Payment protection faces regulatory sanction but Lord Hunt says it is valuable.

At a time of economic uncertainty, payment protection insurance (PPI) should be coming into its own, offering desperately needed security to a hard-pressed nation. Instead it is labouring under the ever-darkening shadow of possible regulatory sanction.

When I published my independent review into the Financial Ombudsman Service in April, I warned there might be further timebombs of complaints waiting to explode. Now I am alarmed by rumours that PPI may fall victim to a past business review, with talk of a possible first use of the “nuclear option” – section 404 of the Financial Services and Markets Act, which gives the FSA power to establish such a review.

Many of the complaints relate to the appropriateness (or lack of it) of a PPI product to the particular circumstances of the individual – in other words, to distribution.

The Treating Customers Fairly implications are huge, so it’s little wonder alarm bells in the ombudsman’s office prompted equally agitated peals within the hallowed halls of the FSA.

Arguably, the PPI industry – essentially insurers and distributors – has only itself to blame. When the PPI issue first raised its head in 2005, the FSA robustly and clearly called on firms to “take urgent action to ensure that their selling practices for PPI are in line with regulatory requirements”.

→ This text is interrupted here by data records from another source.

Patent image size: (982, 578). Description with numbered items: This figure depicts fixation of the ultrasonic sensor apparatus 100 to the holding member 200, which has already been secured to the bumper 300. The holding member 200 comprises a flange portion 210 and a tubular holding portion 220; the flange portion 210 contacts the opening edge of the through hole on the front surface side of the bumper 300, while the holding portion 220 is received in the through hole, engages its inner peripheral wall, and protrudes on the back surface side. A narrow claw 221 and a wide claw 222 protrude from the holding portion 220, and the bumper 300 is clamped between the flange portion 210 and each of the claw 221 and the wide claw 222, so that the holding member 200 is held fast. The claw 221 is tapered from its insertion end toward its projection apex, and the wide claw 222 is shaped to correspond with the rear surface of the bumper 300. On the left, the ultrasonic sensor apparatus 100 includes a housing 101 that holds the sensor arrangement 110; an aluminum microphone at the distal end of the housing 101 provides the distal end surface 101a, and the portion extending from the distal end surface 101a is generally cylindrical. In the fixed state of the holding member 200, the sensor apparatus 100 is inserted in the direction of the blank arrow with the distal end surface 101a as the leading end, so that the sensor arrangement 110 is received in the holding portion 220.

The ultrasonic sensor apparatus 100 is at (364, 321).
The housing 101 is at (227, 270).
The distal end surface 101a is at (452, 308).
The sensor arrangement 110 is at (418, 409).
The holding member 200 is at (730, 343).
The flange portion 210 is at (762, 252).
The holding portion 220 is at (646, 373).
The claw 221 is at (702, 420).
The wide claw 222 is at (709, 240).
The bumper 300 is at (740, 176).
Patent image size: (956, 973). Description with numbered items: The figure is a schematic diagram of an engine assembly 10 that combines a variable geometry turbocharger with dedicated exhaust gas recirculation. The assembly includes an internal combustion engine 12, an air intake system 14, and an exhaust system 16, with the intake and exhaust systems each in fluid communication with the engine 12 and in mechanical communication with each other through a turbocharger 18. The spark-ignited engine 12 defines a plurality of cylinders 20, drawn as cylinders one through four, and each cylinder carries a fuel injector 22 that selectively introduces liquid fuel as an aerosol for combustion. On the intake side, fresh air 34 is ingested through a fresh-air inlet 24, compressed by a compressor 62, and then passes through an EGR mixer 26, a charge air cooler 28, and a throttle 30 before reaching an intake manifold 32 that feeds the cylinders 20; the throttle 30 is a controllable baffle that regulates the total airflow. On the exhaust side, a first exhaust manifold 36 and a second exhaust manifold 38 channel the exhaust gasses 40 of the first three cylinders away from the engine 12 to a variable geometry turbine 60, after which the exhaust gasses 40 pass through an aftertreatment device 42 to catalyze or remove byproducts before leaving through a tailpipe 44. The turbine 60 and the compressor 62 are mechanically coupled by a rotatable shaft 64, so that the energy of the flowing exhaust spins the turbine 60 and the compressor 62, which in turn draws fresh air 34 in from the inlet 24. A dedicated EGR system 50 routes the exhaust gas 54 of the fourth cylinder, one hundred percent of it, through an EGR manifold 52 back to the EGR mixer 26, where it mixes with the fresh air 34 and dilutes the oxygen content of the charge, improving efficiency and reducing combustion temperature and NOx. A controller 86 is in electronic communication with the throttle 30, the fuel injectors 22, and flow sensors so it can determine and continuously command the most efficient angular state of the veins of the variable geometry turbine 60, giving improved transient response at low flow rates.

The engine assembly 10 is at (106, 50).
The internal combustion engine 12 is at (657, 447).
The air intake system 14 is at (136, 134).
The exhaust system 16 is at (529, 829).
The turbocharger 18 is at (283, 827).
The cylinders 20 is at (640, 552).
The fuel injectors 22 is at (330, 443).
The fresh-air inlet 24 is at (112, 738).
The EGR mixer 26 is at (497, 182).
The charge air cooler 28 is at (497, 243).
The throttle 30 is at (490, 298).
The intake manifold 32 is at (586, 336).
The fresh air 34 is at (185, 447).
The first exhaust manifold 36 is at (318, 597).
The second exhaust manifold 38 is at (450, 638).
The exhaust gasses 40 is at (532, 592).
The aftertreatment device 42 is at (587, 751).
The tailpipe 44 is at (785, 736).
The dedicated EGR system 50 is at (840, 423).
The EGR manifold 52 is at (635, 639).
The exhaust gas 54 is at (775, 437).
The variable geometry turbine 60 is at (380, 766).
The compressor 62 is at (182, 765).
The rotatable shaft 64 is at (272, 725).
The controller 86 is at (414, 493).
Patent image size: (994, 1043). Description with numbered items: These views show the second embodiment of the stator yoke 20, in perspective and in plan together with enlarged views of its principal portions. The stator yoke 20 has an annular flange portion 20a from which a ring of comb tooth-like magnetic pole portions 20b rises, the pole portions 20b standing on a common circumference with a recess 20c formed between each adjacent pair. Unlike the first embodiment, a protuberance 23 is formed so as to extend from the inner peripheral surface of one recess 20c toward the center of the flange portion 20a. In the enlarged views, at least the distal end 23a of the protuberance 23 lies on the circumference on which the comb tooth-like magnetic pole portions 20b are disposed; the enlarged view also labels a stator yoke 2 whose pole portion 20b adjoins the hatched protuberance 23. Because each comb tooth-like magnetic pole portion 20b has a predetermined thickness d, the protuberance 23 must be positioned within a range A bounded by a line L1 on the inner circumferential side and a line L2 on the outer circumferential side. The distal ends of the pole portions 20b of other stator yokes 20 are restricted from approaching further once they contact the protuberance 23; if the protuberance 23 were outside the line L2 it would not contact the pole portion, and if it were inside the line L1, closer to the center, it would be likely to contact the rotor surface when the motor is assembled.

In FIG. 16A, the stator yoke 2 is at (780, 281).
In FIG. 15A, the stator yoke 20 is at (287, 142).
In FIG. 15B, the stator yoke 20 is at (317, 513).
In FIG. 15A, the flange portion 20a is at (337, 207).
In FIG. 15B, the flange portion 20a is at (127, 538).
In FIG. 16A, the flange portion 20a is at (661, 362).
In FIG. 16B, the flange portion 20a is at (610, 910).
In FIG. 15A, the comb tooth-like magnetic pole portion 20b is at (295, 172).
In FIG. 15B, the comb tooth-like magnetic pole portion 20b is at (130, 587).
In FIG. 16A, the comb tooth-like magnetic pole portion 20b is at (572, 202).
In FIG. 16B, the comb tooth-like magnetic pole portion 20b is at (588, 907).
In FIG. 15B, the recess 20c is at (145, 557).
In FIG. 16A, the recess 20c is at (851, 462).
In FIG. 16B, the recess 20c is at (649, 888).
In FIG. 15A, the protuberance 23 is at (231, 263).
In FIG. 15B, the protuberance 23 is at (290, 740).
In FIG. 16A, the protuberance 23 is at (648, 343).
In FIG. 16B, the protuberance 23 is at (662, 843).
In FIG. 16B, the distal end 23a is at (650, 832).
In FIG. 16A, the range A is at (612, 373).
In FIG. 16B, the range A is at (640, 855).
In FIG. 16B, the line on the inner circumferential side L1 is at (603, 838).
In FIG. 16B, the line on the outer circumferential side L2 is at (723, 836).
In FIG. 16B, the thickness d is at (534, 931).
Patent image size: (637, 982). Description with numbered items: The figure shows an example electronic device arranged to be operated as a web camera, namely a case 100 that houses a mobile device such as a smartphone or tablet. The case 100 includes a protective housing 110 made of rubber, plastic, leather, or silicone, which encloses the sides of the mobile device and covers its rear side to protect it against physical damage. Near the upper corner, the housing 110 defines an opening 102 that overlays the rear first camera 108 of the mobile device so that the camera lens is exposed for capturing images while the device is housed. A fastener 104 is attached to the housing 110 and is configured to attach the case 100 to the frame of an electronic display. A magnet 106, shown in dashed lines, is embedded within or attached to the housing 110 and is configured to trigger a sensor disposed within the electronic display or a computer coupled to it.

Too many firms ignored that call. Everyone concerned should have taken a long, dispassionate look at their products and associated processes. But instead of going through that no doubt time-consuming and uncomfortable procedure, some preferred to craft alternative or substitute products, often based on variants of income protection arrangements.

To the cynically inclined, this looked more like a way of protecting the income stream of distributors than a sincere attempt to address fundamental weaknesses. And how many distributors can honestly demonstrate they invariably ensure customers understand that income protection products may, in due course, affect their entitlement to state benefits?

“Either the industry must deal with this surge of complaints itself, or it must lobby hard to ensure that any externally imposed, industry-wide solution is balanced, even-handed and fair, not ruinous.

Lord Hunt, Beachcroft

It’s not all doom and gloom, though, principally because PPI is a legitimate product, indeed an essential product, for the more vulnerable elements of society.

Even as he unveiled evidence of dubious selling practices back in 2005, former FSA retail chief Clive Briault emphasised that “when properly structured, explained and sold, payment protection insurance can provide worthwhile cover for consumers”.

Quite rightly, that has remained broadly the FSA position ever since. The Office of Fair Trading too acknowledges that PPI can respond to a genuine customer need.

So what must the industry do? Well, it’s certainly no good farming out masses of complaints to the ombudsman. Either the industry must deal with this surge of complaints itself, or it must lobby hard to ensure that any externally imposed, industry-wide solution is balanced, even-handed and fair, not ruinous as some doom-mongers already fear it may be. It must engage rapidly and robustly with regulators, consumer groups and policy-makers. Above all, it must do its best to make sure that good, honest and reliable PPI products continue to be available to the people of this country, at a time when economic gloom stalks the land.

Both the reputation of the industry and the public interest are at stake here. Let us take our own destiny into our own hands, now, not leave it to others to put our house in order again.

Lord Hunt is a partner and chairman of the financial services division at law firm Beachcroft.